Contemporain de Newman, de Thérèse ou de Madame l’abbesse, un autre cardinal, Merry del Val, témoignait du même abandon confiant : Ayez une grande dévotion à la Passion de Notre-Seigneur. Pensez à l’amour qu’il nous a témoigné en permettant que son Cœur fut percé pour nous prouver son amour. Prouvez-lui le vôtre, en acceptant, pour l’amour de Lui, les souffrances et les peines. Laissez la douleur ouvrir votre cœur comme elle a ouvert le sien… C’est le dernier mot de l’amour que l’expiation par amour (Notes de direction, p. 40).

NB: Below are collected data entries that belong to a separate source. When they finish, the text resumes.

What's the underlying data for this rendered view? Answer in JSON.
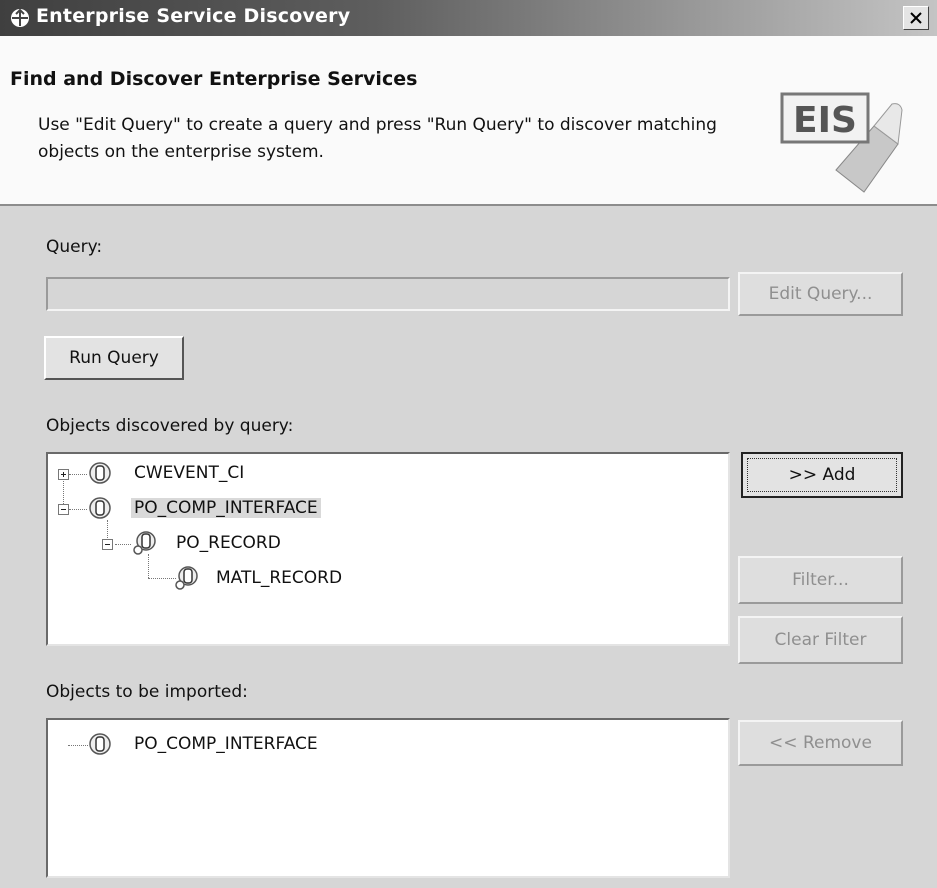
{
  "window": {
    "title": "Enterprise Service Discovery"
  },
  "banner": {
    "heading": "Find and Discover Enterprise Services",
    "description": "Use \"Edit Query\" to create a query and press \"Run Query\" to discover matching objects on the enterprise system.",
    "graphic_label": "EIS"
  },
  "query": {
    "label": "Query:",
    "value": "",
    "edit_button": "Edit Query...",
    "run_button": "Run Query"
  },
  "discovered": {
    "label": "Objects discovered by query:",
    "items": [
      {
        "label": "CWEVENT_CI",
        "expanded": false,
        "icon": "business-object-icon"
      },
      {
        "label": "PO_COMP_INTERFACE",
        "expanded": true,
        "selected": true,
        "icon": "business-object-icon"
      },
      {
        "label": "PO_RECORD",
        "expanded": true,
        "icon": "child-object-icon"
      },
      {
        "label": "MATL_RECORD",
        "icon": "child-object-icon"
      }
    ],
    "add_button": ">> Add",
    "filter_button": "Filter...",
    "clear_filter_button": "Clear Filter"
  },
  "imported": {
    "label": "Objects to be imported:",
    "items": [
      {
        "label": "PO_COMP_INTERFACE",
        "icon": "business-object-icon"
      }
    ],
    "remove_button": "<< Remove"
  },
  "colors": {
    "background": "#d6d6d6",
    "title_dark": "#3f3f3f",
    "banner": "#fafafa"
  }
}
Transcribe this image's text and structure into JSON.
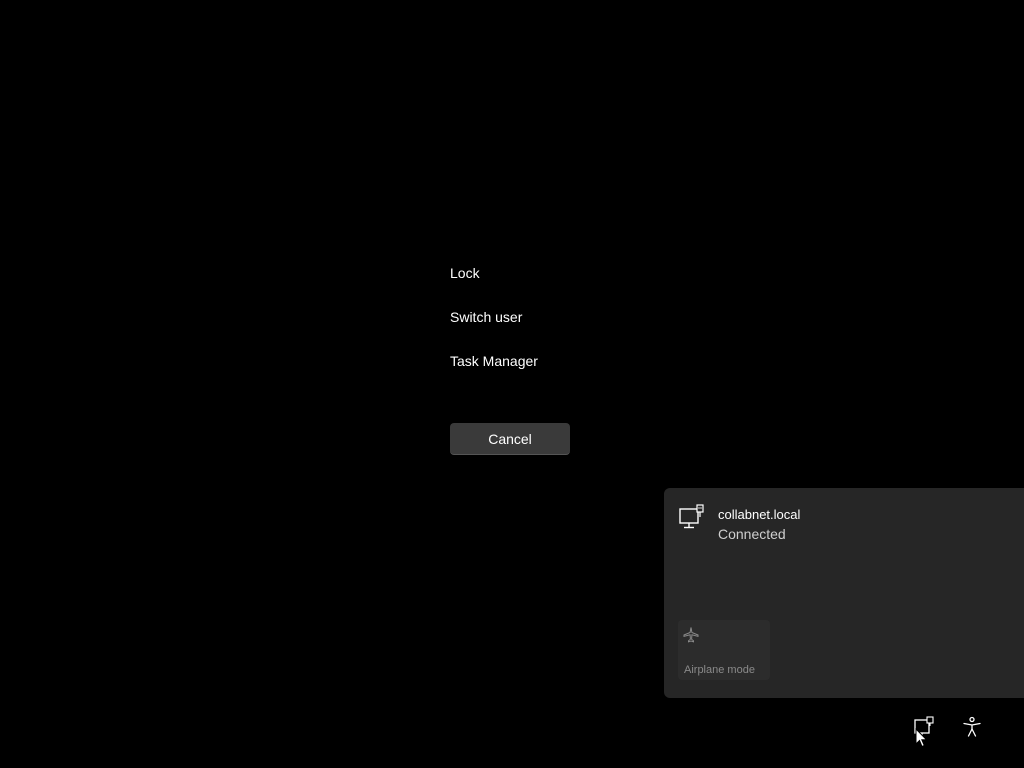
{
  "security_menu": {
    "lock_label": "Lock",
    "switch_user_label": "Switch user",
    "task_manager_label": "Task Manager",
    "cancel_label": "Cancel"
  },
  "network_flyout": {
    "network_name": "collabnet.local",
    "network_status": "Connected",
    "network_icon": "wired-network-icon",
    "airplane_mode_label": "Airplane mode",
    "airplane_icon": "airplane-icon"
  },
  "system_tray": {
    "network_icon": "network-icon",
    "accessibility_icon": "accessibility-icon"
  },
  "colors": {
    "background": "#000000",
    "button_bg": "#3a3a3a",
    "flyout_bg": "#262626",
    "tile_bg": "#2c2c2c",
    "text_primary": "#ffffff",
    "text_secondary": "#cfcfcf",
    "text_disabled": "#8a8a8a"
  }
}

L’Antiquité chrétienne et le Moyen Âge ont trouvé avant nous ce chemin du Cœur de Jésus pour y trouver le remède à toutes leurs langueurs et épreuves. À nous maintenant de mettre notre foi et humilité dans les traces des devanciers plus récents, nous invitant à nous déconfiner des mauvis soucis malsains que notre société multiplie, pour nous confiner, ou, plus exactement, nous clôturer dans le seul lieu qui soit à la hauteur de notre vocation, in abscondito Cordis et Faciei illius, .
En cette date anniversaire pour notre famille monastique, je fait nôtre, mes très chers fils, cette élévation de Newman : Ô très Sacré, très aimant Cœur de Jésus, Vous êtes caché dans la Sainte Eucharistie, et Vous battez toujours pour nous. Maintenant comme alors Vous dites: Desiderio desiderare – ‘J’ai désiré d’un grand désir’. Je Vous adore donc avec amour et crainte, avec une affection fervente et une volonté soumise et résolue. Ô mon Dieu, quand Vous condescendez à me permettre de Vous recevoir, de Vous manger et de Vous boire, et à faire de moi pour un moment Votre demeure, oh! faites battre mon cœur à l’unisson du Vôtre. Purifiez-le de tout ce qui est terrestre, fier et sensuel, de tout ce qui est dur et cruel, de toute atonie, de tout désordre, de toute perversité. Remplissez-le de Votre présence, afin que dans les événements de la journée, ni les circonstances du temps présent n’aient le pouvoir de le troubler; mais que Votre amour et dans Votre crainte il puisse trouver la paix (Méditations sur la doctrine chrétienne, Ad Solem, p. 134). Ô Jésus, par le Cœur Immaculé de Marie, je Vous offre mes prières, mes travaux, mes joies et les souffrances de cette journée, en union avec le saint sacrifice de la messe partout dans le monde, en réparation de péchés, pour la réunion de tous les chrétiens, pour les pauvres âmes du purgatoire, pour les intentions particulières du Saint-Père de ce mois-ci et pour le règne des Cœurs Sacrés et Immaculés (id. Prières ususelles). Amen.